Howl-o-Scream: nightmares at an affordable price

all photos Eva Gray/Catalyst

In addition to chilly weather and pumpkin-flavored everything, Florida’s “fall” season brings the spookiest time of the year when amusement parks extend their hours late into the night to frighten patrons with haunted houses, roller coasters and paid “scare-ers”. This year’s theme for Bush Garden’s annual Howl-o-Scream, titled “The Dark Side of the Garden,” advertised a zombie ridden park. Many New College students, took advantage of the extra free time over the school’s week-long break to journey to Howl-o-Scream in the Halloween tradition of scare-for-pay fun.

From 7:30 p.m. to 1:00 a.m. on Thursdays and 7:30 to 2:00 a.m. on Friday and Saturdays, the once family friendly park died and was replaced by the chills and thrills of Howl-o-Scream. Though tickets online were priced at nearly $52.99 many students took advantage of the ‘Twisted Thursday’ package in which groups of four could purchase tickets for just $24.99 on any Thursday night.

Over the break, thesis-student Lydia Dumais organized a group of nine New College students to buy tickets and carpool up to Howl-o-scream.

“The tickets are only 25 dollars apiece and you buy them together in bulk,” Dumais said. “I had wanted to get a group so we could all jointly purchase tickets. So between driving up there and paying for parking and coming back … the whole night was like $30 — to go to Bush Gardens!”

Unfortunately, many of today’s thrifty young people had the same idea. Both Dumais and Catalyst staffer Puneet Sandhu waited over half an hour in traffic a mere mile away from the park. Both strongly cautioned getting there early.

“It was packed. There were so many people,” Dumais said.

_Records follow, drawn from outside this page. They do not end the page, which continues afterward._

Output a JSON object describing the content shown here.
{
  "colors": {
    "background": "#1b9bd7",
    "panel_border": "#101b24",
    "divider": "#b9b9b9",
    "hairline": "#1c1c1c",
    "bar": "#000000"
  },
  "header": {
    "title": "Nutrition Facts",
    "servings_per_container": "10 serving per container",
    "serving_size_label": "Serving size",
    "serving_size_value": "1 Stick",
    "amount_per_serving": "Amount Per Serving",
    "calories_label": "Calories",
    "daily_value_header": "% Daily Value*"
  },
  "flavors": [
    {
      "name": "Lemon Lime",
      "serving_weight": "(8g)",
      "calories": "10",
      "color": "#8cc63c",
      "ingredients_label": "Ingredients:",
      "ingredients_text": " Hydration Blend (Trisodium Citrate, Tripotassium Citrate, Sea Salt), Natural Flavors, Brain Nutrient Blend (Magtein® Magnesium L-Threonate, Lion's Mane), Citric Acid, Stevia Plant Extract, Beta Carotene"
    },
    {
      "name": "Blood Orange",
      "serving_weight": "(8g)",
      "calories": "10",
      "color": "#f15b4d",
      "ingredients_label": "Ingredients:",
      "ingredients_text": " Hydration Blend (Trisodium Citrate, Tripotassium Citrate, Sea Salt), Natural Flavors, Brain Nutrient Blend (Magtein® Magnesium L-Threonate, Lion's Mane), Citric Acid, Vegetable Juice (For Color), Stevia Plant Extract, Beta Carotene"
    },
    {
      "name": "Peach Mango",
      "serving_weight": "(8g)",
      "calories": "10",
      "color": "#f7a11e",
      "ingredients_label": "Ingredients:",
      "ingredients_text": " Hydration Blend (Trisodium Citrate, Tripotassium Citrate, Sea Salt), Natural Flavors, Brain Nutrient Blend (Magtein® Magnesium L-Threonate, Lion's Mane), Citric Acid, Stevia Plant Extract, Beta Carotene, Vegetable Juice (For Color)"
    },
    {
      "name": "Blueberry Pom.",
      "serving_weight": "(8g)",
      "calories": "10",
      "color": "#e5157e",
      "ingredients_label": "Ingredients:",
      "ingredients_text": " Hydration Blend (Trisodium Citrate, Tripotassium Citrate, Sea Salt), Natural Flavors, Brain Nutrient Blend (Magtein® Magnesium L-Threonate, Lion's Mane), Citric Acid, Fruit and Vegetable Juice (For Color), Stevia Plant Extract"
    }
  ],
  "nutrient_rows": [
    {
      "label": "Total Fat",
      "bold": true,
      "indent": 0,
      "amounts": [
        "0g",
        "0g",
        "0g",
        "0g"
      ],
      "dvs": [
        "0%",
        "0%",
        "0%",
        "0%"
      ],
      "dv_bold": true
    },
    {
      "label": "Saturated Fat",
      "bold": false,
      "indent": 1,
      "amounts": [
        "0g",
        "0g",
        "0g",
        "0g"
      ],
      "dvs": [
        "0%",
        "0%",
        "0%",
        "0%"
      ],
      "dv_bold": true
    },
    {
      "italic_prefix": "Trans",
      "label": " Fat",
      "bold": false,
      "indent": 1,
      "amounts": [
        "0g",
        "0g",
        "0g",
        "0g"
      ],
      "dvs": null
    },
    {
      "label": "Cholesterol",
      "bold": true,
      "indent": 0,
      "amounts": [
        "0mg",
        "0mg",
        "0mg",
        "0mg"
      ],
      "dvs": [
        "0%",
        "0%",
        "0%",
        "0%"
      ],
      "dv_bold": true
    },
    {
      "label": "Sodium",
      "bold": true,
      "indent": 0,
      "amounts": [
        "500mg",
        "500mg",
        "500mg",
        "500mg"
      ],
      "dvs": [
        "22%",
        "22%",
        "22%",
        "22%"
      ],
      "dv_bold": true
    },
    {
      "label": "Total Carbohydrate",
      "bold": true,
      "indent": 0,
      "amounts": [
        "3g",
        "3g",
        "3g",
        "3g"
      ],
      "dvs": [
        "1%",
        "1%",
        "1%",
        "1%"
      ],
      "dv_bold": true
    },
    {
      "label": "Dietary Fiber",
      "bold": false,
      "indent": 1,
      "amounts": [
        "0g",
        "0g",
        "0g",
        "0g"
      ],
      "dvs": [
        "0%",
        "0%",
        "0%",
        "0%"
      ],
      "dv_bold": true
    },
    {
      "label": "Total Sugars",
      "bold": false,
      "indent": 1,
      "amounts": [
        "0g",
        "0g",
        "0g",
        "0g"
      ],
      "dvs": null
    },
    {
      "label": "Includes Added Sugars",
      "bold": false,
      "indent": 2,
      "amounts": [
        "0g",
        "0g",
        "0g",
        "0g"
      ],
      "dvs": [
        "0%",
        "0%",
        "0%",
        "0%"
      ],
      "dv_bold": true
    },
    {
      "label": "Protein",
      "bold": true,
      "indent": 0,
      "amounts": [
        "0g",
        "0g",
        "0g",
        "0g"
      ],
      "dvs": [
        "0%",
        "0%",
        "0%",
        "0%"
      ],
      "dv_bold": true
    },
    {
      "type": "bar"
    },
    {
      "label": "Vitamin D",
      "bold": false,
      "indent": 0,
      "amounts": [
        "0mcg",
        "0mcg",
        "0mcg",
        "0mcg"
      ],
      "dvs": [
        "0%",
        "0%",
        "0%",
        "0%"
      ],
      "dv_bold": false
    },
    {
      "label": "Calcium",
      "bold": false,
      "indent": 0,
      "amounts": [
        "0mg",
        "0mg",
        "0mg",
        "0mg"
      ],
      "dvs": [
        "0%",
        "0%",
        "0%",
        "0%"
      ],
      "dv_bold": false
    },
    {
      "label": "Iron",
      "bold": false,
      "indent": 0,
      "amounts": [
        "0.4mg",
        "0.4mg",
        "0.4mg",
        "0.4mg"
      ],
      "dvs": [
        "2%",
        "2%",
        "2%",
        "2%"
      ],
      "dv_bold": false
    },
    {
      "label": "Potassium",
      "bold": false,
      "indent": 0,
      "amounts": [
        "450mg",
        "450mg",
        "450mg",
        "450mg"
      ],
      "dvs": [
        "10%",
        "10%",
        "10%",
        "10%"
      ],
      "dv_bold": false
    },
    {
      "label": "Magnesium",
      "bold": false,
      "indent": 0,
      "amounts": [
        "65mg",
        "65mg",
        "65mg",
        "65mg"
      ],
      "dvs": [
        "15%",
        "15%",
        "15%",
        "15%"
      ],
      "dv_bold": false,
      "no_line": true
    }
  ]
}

Despite the staggering crowds of youth however, Dumais claimed she and her gang managed to ride every rollercoaster in the park through the secret of ‘single riders’. “What they do is if you ask right at the entrance of the rides to do single riders, they’ll tell you no. You have to wait until you’re a decent way through the line and just ask any staff person who’s walking by…and if you’re too early in the line they won’t let you do it … But if we got further along and just kept asking they’ll say, “Oh yeah sure, you can go up to the front. You just have to be persistent.” Though the stated wait-time outside Bush Gardens’ newest ride, Cheetah Hunt, read 75 minutes, Dumais assured the Catalyst that she and her friends were on and off the ride in just 20 minutes.

When asked her favorite part of the trip, Dumais exclaimed, “Sheikra! Oh my god it was terrifying! It was just really neat too, doing all these rides in the middle of the night. The whole feel of the park is different because it’s pitch-black.”

“It was pretty dramatic,” agreed Sandhu describing the near 90-degree drop. “Right before we went over the drop I suddenly had a huge surge of regret but then it was too late to do anything about it, because we were already strapped in and going and you don’t want to look like an asshole in front of your friends.”

Designated “scare zones” containing concentrations of mutilated zombies and various monsters spread out across the park and in order to get to other roller coasters or haunted houses, patrons had to face the bloody faces and howls. Gaggles of loud-screaming girls seemed particularly targeted.

“The scarers and zombies that were just walking around the park were probably the scariest part for me,” said Sandhu. “Because I thought if you looked at them, they wouldn’t come up to you but that’s not true. I realized really quickly they’ll target you.”

“I was walking and a zombie came up behind me and was making these like, horrible squelching noises and I turned around and it scared the crap out of me,” Dumais relived. “The atmosphere is really good.”

Scarers could infiltrate large crowds with ease and Sandhu described their power, “There were so many people you had to walk close together and there were some [scarers] that were really inconspicuous looking. They weren’t dressed up but they had something to scare you with, for example there would be janitors walking around dressed normally — they wouldn’t have any face paint on or anything — and then something would jump out of their garbage can. Or there would be women holding these very heavily swaddled babies, you assume, and then something would pop out of there or out of a baby carriage. That was interesting because you didn’t expect it. They looked like normal people.”

Venders clad in outfits ranging from spooky to sexy sold jello shots in big plastic syringes, giving a double meaning to ‘shots’. “I didn’t like the jello shots. It was like $10 for a jello shot. And one, they didn’t ID us — which is ok because I’m 22 years old. They were all red and I guess they were supposed to look like blood were in these really big syringes … So we took those, but I was pretty unhappy because even though they said there was rum in them I felt nothing.

“The adrenaline of being on the rides and being spooked all the time … by one o’clock in the morning we were done,” said Dumais. “For me Howl-o-scream was a cheap, interesting way to do Bush Gardens. I was more than happy to pay the $25 ticket rather than the $80 that it normally is to do Bush Gardens, even if we had less time there.”